PAD in the Spotlight: Awareness, Treatment Remain Low Despite Many Years of Research
“Physicians don’t always pay a lot of attention to the legs,” one expert says, but simply knowing where to look can improve PAD recognition and care.
HOLLYWOOD, FL—Peripheral artery disease continues to fly under the radar of many clinicians, despite years of research underlining its impact on patients as well as its role in systemic cardiovascular risk. There are simple steps that cardiologists and vascular specialists can take, however, to improve recognition of the disease, address risk factors, and achieve better outcomes, one speaker urged here at the 2019 International Symposium on Endovascular Therapy (ISET).
A primer on this topic may seem like speaking to the choir when given at a meeting like ISET, but John R. Bartholomew III, MD (Cleveland Clinic, OH), told TCTMD that it never hurts to remind busy physicians about the basics.
“Physicians don’t always pay a lot of attention to the legs,” Bartholomew said, adding that’s also worth reminding interventionalists of the importance of medical therapy. “Once you fix the limb, it shouldn’t end there,” he advised.
In his talk, he pointed out that the deficit in the diagnosis and treatment of PAD has been known for decades. And as reported by TCTMD last year, this remains the case—only about a third of US patients who have the disease receive guideline-recommended medical therapy or smoking-cessation counseling, and even fewer are advised about diet and exercise.
“Atherosclerotic disease is a pan-vascular process” across the entire body from head to foot, Bartholomew told ISET attendees, noting that 60% to 80% of PAD patients also have CAD in at least one vessel and up to 25% have a carotid stenosis of > 70%.
PAD exists across a clinical spectrum, from patients who are asymptomatic to those who experience claudication, atypical leg pain, critical limb ischemia with rest pain and tissue loss, and acute limb ischemia involving painful, pulseless legs. Thus, a comprehensive approach is required, Bartholomew said. “[For] the management of PAD, a three-pronged approach is to a) prevent MI, stroke, and death, b) improve function and quality of life and c) protect the feet and prevent amputation.”

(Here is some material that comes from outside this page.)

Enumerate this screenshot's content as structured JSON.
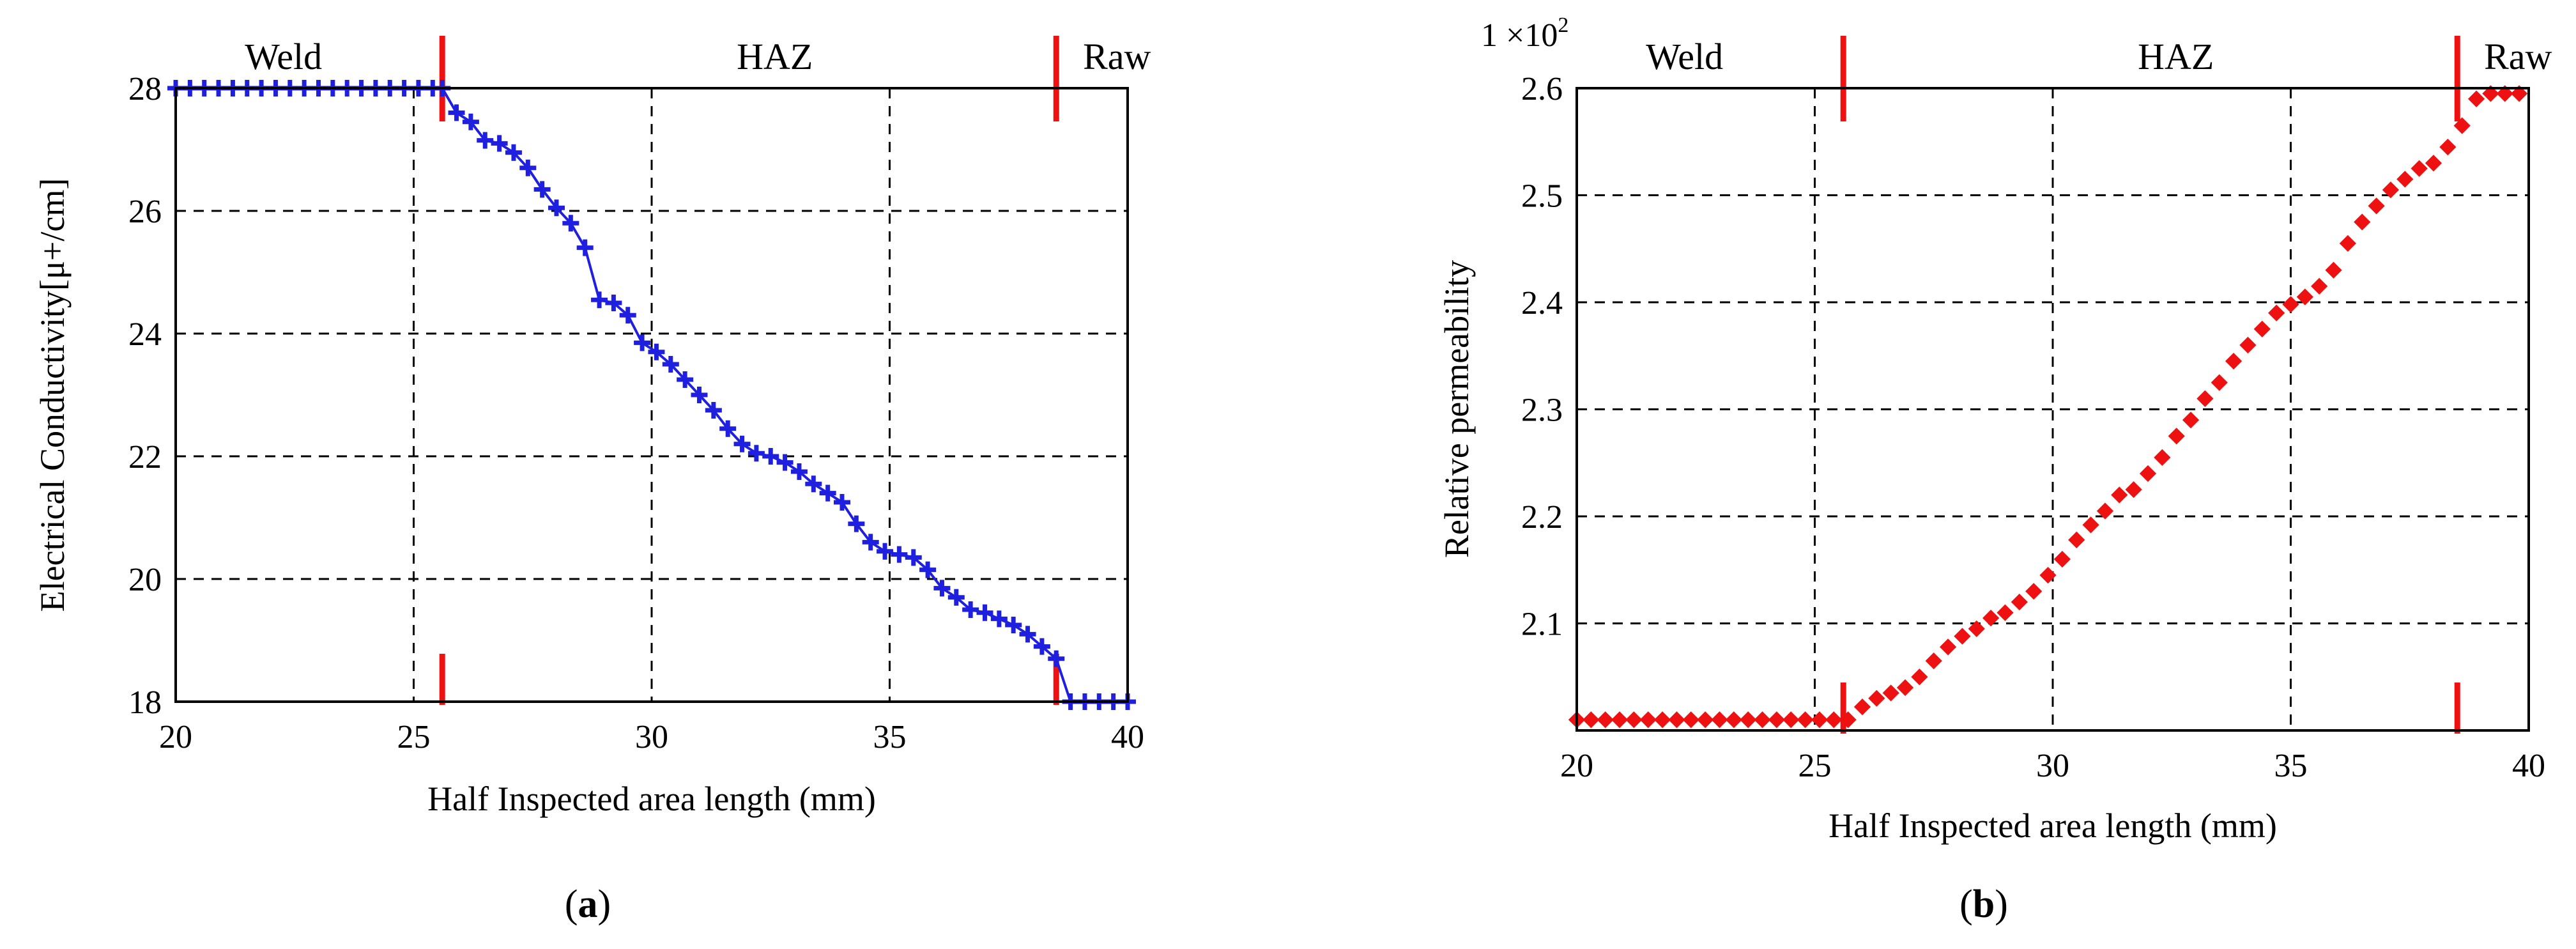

What’s on the must-do list? A lot, he observed: “We must make our patients quit smoking, add antiplatelet therapy, lipid-lowering therapy with a statin, antihypertensive therapy using an ACE or an ARB, [stress] exercise, nutrition, and weight control [overall] and glycemic control for diabetics, and then monitor for atherosclerosis in other vascular beds.”
Millions of people in the United States aren’t receiving this sort of secondary prevention, Bartholomew emphasized. “These therapies may reduce the risk of cardiovascular events. Treatment with multiple therapies is associated with reduced all-cause mortality,” he said, citing a 2011 paper from Circulation showing that a multipronged approach to therapy was linked to a 65% lower risk of death among patients with PAD but not CAD.
Cardiologists should look beyond the heart, Bartholomew suggested to TCTMD. “I know we’re all really very busy, but I don’t see a patient unless they’re in a gown. They’ll say, ‘Well, I’m not here for my legs.’ . . . If they don’t get in a gown, then I kind of make a big deal of it. I think it’s very important.”
Also, ensure patients take their shoes and socks off, he continued. “PAD, you can miss it. I’ve had patients come in that have neuropathy and take off their shoes and socks, and they have a big sore they don’t even know about because they can’t feel it and don’t look at it.”
Bartholomew JR III. Systemic cardiovascular risks in PAD patients: the scope of the problem. Presented at: ISET 2019. January 27, 2019. Hollywood, FL.
- Bartholomew reports no relevant conflicts of interest.